Now, who does this joke offend? Men or women? Mothers or fathers? Men who look like women, or women who look like men?
Someone said this story offends people who are transgender; but who in the story above is transgender?
Are we all getting a bit too sensitive about gender lately? Why?
I was recently contacted about being interviewed for a documentary on transgenderism. Normally, I am a willing participant to help the media in their pursuit of the truth, as I firmly believe a free media is a sign of a free country and a shackled media is the sign of a shackled country. However, this time I declined. Why?
I think the promotion of transgenderism in recent years is quite a complex issue.
There’s been a few years now of blurring the different, but complimentary, qualities of men and women. Chivalry – the concept of men respecting and honouring women – has been disintegrated, as women are being taught to be offended if a man acts with chivalry; the remaining ashes of what feminism burned.
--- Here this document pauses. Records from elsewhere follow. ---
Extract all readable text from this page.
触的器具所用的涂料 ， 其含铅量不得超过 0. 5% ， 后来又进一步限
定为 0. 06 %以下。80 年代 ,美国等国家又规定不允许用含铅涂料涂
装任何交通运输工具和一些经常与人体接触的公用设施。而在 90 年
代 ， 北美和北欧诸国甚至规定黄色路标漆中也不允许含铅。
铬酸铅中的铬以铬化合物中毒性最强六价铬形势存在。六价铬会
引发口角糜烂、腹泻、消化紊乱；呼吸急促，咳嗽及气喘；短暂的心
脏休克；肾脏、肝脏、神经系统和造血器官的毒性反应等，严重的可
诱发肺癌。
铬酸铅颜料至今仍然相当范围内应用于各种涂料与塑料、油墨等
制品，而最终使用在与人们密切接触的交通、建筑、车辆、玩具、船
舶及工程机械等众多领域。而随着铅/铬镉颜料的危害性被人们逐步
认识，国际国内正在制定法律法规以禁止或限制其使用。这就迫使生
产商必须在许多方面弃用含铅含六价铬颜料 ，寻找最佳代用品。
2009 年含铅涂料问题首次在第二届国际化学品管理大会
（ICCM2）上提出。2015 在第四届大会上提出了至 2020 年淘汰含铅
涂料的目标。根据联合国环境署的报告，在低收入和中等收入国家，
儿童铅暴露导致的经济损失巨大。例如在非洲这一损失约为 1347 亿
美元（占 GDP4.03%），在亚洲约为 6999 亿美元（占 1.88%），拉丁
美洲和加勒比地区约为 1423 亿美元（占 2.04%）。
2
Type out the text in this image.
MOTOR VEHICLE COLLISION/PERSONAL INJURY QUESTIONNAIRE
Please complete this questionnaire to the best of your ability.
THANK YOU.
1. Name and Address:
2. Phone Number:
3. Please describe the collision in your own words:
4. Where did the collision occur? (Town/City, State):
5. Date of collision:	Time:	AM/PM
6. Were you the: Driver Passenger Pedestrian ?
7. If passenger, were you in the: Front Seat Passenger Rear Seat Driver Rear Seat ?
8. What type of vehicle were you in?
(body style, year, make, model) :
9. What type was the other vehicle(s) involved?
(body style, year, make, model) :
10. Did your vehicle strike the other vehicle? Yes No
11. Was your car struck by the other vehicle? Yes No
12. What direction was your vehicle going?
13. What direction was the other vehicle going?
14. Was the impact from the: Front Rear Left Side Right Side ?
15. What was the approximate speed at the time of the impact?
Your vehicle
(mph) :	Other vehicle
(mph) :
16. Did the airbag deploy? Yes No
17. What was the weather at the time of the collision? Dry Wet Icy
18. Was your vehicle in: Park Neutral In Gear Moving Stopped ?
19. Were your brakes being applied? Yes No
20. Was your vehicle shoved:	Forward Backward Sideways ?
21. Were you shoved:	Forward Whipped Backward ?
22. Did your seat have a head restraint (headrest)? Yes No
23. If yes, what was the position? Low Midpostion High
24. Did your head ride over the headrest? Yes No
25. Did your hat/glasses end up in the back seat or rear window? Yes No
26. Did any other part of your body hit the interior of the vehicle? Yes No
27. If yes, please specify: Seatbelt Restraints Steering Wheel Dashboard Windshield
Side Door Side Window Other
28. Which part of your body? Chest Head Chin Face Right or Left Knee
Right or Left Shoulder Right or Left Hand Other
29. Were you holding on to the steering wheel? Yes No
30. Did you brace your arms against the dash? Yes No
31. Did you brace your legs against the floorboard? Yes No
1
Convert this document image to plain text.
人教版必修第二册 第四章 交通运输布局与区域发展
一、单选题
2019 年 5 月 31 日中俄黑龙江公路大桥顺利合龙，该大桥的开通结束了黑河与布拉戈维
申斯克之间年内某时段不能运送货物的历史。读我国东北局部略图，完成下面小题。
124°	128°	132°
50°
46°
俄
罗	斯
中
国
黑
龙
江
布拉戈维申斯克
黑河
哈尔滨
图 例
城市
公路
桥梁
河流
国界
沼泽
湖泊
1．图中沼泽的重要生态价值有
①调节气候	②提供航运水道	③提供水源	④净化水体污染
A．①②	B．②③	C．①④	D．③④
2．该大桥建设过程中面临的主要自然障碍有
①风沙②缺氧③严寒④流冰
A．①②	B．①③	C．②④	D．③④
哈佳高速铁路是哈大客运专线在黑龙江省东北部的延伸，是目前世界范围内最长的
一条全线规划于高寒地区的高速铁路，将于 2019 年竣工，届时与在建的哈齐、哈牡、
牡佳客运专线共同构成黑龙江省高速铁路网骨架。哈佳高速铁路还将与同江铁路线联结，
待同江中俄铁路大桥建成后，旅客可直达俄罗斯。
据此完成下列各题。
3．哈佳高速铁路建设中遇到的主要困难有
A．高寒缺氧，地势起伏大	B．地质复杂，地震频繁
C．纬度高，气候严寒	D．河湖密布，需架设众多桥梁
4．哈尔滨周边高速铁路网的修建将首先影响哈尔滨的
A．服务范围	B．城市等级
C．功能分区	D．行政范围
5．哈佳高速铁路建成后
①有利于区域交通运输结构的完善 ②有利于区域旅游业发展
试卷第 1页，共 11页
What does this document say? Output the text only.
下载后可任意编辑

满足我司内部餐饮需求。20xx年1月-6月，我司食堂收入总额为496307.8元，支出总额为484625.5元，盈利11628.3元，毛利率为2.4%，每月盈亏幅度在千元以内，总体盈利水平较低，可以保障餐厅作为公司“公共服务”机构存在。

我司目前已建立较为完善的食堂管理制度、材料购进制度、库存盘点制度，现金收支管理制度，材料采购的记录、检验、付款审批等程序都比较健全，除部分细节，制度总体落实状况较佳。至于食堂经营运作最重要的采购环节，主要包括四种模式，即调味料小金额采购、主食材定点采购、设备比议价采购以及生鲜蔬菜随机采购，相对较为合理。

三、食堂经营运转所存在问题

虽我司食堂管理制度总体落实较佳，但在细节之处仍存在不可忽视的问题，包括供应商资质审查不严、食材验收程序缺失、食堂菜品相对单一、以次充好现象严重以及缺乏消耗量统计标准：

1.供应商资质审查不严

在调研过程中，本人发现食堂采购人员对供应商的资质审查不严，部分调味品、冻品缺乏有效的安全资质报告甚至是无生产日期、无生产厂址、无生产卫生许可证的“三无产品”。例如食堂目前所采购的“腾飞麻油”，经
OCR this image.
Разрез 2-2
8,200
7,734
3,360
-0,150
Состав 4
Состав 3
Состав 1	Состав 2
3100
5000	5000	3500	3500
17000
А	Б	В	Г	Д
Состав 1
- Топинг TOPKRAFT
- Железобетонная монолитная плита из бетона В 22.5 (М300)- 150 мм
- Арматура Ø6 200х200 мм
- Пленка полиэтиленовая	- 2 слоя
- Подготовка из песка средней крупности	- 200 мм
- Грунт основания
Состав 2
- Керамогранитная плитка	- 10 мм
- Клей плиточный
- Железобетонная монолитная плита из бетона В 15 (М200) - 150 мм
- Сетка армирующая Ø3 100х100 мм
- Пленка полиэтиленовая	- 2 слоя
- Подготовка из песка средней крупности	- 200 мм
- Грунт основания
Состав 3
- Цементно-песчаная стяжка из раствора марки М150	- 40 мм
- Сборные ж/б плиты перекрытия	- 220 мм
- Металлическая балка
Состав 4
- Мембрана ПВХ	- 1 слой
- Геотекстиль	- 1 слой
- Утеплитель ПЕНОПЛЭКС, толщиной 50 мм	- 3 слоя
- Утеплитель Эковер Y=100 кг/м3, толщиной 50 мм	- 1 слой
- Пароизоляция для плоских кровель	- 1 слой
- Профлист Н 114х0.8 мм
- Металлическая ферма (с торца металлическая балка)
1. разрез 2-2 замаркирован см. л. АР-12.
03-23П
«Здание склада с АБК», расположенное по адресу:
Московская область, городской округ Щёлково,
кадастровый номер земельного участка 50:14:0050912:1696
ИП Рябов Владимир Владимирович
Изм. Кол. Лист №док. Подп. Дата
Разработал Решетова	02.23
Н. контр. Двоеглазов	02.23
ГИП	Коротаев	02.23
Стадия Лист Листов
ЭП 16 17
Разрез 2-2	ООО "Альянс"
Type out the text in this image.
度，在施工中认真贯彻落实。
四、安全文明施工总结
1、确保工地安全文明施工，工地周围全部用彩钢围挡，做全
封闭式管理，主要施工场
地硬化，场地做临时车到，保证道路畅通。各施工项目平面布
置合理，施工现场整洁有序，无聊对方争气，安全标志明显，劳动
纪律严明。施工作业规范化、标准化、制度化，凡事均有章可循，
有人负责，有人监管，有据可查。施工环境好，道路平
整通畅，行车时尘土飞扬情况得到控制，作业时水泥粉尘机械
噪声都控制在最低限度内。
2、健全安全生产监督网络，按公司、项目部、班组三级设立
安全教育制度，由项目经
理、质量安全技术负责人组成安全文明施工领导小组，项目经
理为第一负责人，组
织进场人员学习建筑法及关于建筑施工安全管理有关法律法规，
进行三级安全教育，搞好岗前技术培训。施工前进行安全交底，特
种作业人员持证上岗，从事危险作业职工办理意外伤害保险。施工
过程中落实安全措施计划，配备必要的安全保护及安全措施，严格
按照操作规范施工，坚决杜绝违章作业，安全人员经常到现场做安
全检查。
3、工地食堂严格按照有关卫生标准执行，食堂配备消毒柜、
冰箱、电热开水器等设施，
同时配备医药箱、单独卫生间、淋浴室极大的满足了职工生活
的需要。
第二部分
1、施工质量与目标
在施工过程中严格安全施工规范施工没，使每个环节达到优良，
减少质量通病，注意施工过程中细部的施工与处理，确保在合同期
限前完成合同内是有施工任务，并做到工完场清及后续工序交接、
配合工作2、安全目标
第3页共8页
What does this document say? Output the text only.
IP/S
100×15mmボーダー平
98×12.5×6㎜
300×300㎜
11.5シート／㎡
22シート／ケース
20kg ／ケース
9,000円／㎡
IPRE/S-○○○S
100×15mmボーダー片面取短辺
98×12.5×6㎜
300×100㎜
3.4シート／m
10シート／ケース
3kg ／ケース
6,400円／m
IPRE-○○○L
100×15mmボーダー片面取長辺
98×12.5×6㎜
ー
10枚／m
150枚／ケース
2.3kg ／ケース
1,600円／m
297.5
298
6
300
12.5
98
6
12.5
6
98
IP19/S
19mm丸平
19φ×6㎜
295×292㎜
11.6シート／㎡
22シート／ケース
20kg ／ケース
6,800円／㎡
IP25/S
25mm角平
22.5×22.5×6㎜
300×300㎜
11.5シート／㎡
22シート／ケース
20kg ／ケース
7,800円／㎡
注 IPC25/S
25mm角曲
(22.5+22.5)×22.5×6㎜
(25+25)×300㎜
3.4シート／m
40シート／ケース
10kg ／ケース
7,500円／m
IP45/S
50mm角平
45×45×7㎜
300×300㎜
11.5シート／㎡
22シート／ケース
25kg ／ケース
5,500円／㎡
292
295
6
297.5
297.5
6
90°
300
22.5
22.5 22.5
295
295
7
Why is transgenderism praised while traditional masculinity is attacked as being “toxic” and traditional feminism sneered at as “suppression”?
I am not in favour of discrimination against any transgender person. I also know what it’s like to walk around in clothes that make people stare at you and have people hate you at first glance. However, I think we are getting things backwards.
Were our parents and grandparents really that bad? Were they really haters and bigots?
Were they evil because their first question on the occasion of the birth of a child was “is it a boy or a girl?”
Apparently, our parents didn’t know any better. Were they really that uneducated?
Maybe they thought for themselves and it is we who simply embrace whatever we are fed from those on the same addictive diet of social media and “fear of missing out” as we are.
I am not in favour of discrimination against any transgender person. I also know what it’s like to walk around in clothes that make people stare at you and have people hate you at first glance. However, I think we are getting things backwards.
A woman said to me recently: “Why should it be celebrated when a man dresses as a woman, yet when a woman is feminine in her conduct and dress she is mocked mercilessly by the radical left as a non-progressive, oppressed woman?”
I think the lady has a point. But there are rays of light.
The American College of Pediatricians (a conservative advocacy group of pediatricians and other healthcare professionals) revealed on its website that as many as 98 per cent of boys confused about their gender and 88 per cent of girls confused about their gender eventually accept their biological gender after naturally passing through puberty.
Views on gender are fluid and changing fast, so I hope I haven’t offended you.
If I have, please read this again in five years.